5.2.4. Medical Factors

Several risk factors are related to the development of Alzheimer’s disease. Adding to this list, older people with AD usually have medical conditions such as cardiovascular disease (CVD), obesity, diabetes, and others. All of these conditions are associated with increased risk of AD [78][79].
  • Cardiovascular Disease (CVDs)
CVDs are recognized as an important risk factor for AD, such as the stroke that is associated with increased risk of dementia due to a neural tissue loss, which enhances degenerative effect and influences amyloid and tau pathology.

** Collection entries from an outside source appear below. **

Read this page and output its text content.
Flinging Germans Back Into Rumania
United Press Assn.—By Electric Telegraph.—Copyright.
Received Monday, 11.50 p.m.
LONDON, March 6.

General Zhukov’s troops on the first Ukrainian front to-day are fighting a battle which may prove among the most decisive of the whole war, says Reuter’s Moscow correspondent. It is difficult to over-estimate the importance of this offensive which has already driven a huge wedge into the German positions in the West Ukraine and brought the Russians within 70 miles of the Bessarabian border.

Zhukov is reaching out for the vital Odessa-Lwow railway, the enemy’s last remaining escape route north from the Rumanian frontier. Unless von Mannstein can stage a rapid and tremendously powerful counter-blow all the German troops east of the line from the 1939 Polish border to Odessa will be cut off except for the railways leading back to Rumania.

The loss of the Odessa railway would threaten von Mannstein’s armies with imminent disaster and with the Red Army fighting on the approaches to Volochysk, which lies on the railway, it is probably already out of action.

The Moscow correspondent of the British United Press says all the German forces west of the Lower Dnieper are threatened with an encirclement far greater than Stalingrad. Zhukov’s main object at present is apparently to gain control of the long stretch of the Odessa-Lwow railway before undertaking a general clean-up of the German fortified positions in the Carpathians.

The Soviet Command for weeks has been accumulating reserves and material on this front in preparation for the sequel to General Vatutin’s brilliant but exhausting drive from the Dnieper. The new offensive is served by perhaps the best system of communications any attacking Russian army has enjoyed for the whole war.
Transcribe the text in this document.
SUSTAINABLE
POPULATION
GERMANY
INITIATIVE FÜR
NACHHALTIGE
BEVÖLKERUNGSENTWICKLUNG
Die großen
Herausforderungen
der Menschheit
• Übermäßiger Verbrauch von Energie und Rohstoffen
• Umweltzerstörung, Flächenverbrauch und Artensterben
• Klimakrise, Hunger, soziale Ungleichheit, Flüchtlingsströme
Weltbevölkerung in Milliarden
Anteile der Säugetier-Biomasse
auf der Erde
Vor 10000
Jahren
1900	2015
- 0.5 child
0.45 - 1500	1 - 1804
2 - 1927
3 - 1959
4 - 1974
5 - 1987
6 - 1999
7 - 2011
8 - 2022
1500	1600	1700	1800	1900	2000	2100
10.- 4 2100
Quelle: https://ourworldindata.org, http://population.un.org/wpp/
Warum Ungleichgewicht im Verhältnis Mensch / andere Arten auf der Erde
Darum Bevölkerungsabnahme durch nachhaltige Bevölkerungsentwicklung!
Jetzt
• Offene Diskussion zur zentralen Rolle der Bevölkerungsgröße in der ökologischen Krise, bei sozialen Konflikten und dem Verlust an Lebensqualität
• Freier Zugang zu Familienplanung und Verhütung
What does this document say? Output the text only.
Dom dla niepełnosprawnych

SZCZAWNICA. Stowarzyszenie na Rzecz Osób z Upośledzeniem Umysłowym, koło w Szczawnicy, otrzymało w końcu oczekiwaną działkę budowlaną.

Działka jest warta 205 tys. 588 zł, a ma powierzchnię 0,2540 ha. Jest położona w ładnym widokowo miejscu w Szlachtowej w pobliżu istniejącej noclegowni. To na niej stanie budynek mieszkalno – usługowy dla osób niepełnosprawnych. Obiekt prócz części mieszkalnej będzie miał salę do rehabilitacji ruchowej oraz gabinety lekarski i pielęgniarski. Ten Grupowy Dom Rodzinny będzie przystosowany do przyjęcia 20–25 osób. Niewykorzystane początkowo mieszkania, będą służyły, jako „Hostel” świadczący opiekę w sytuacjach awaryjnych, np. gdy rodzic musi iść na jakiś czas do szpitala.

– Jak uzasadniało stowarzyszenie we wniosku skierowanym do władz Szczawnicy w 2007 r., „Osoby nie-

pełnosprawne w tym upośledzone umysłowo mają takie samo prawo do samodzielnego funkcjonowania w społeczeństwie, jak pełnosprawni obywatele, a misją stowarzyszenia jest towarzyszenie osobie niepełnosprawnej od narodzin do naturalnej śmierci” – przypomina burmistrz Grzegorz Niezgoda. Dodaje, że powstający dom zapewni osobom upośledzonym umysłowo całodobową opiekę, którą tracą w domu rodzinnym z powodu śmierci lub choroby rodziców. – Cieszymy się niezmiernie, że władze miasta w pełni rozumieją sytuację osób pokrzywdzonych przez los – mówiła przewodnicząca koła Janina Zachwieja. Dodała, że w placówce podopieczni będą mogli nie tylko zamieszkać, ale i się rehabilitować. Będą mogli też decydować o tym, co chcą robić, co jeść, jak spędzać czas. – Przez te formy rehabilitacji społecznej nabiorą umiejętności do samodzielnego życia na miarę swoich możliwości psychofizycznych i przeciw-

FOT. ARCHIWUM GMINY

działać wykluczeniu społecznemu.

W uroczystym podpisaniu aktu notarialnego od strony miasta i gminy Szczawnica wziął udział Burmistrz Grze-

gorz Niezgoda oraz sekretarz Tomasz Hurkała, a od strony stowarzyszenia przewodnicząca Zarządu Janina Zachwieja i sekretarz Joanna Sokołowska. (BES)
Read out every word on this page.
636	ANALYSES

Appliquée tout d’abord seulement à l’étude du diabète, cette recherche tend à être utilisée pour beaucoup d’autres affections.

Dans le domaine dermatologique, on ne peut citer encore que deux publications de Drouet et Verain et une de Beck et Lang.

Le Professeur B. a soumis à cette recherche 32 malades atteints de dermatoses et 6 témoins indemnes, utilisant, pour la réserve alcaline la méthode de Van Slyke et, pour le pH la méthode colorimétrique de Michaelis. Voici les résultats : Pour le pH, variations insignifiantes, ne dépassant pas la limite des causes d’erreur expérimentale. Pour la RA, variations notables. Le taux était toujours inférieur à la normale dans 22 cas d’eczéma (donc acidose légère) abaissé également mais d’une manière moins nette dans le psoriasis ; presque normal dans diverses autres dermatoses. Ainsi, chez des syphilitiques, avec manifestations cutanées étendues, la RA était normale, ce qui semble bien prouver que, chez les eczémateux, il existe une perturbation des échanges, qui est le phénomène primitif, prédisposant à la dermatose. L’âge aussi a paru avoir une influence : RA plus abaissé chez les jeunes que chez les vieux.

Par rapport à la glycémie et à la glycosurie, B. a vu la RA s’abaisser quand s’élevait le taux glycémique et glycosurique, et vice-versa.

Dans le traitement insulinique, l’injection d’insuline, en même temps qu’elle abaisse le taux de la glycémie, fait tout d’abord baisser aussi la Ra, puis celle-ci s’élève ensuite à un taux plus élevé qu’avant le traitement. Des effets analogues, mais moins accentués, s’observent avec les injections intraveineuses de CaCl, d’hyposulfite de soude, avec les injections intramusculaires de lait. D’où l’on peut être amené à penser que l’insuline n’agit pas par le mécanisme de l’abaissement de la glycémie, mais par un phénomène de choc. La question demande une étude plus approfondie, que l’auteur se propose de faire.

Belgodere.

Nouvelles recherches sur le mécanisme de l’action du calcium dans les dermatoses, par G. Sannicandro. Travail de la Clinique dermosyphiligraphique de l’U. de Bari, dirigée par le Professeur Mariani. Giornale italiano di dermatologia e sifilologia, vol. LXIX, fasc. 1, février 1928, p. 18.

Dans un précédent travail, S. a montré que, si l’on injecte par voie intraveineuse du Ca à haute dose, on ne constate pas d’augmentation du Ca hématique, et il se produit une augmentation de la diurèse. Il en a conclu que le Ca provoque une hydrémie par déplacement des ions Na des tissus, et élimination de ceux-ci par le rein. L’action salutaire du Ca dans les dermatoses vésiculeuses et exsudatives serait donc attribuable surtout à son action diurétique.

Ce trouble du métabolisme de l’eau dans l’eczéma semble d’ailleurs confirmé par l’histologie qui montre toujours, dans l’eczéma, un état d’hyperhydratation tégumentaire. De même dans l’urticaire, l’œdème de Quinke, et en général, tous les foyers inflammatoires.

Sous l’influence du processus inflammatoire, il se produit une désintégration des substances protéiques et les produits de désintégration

Atrial fibrillation also causes embolisms which leads to stroke and a decrease in memory and cognitive functions. Moreover, heart failure affects the pumping function of the heart and results in insufficient blood supply to the body and hypo-perfusion of the brain that leads to hypoxia and neural damage. The coronary heart disease’s hypothesis indicates that atherosclerosis, peripheral artery disease, hypo-perfusion, and emboli are all related to increased risk of AD. Hypertension is associated with thickening of vessel walls and narrowing of the lumen which reduce the cerebral blood flow, and in chronic cases, it may cause cerebral edema, which all participate as risk factors for AD and CVD. The CVD is a modifiable risk factor and by focusing on its relationship with AD, a pathway to prevent and delay the disease can be obtained [79][80].
  • Obesity and Diabetes
Obesity is a term used for too much body fat in individuals due to consuming more calories than they burn and can be calculated by using the body mass index (BMI). Increasing the body fat is associated with a decreased brain blood supply which promotes brain ischemia, memory loss, and vascular dementia. The obesity, unhealthy diet, and other factors can cause impaired glucose tolerance (IGT) or diabetes, which is characterized by hyperglycemia that affects peripheral tissues and blood vessels. Chronic hyperglycemia can induce cognitive impairment as a result of increasing amyloid-beta accumulation, oxidative stress, mitochondrial dysfunction, and neuroinflammation. Obesity is characterized by increasing pro-inflammatory cytokines secretions from adipose tissue, which stimulate macrophages and lymphocytes and eventually lead to local and systemic inflammation. This inflammation promotes insulin resistance, hyperinsulinemia, and as a consequence, hyperglycemia. Obesity is a well-known risk factor for type 2 diabetes, CVDs, and cancer, which are identified as risk factors for dementia and AD. The brain inflammation causes an increase in microglia and results in reduced synaptic plasticity and impaired neurogenesis. Microglia can affect insulin receptor substrate 1 (IRS-1) and block intracellular insulin signaling, which has an important role in neural health. Therefore, alteration in insulin action can result in Aβ accumulation and reduce the tau protein degradation associated with AD [81][82][83][84].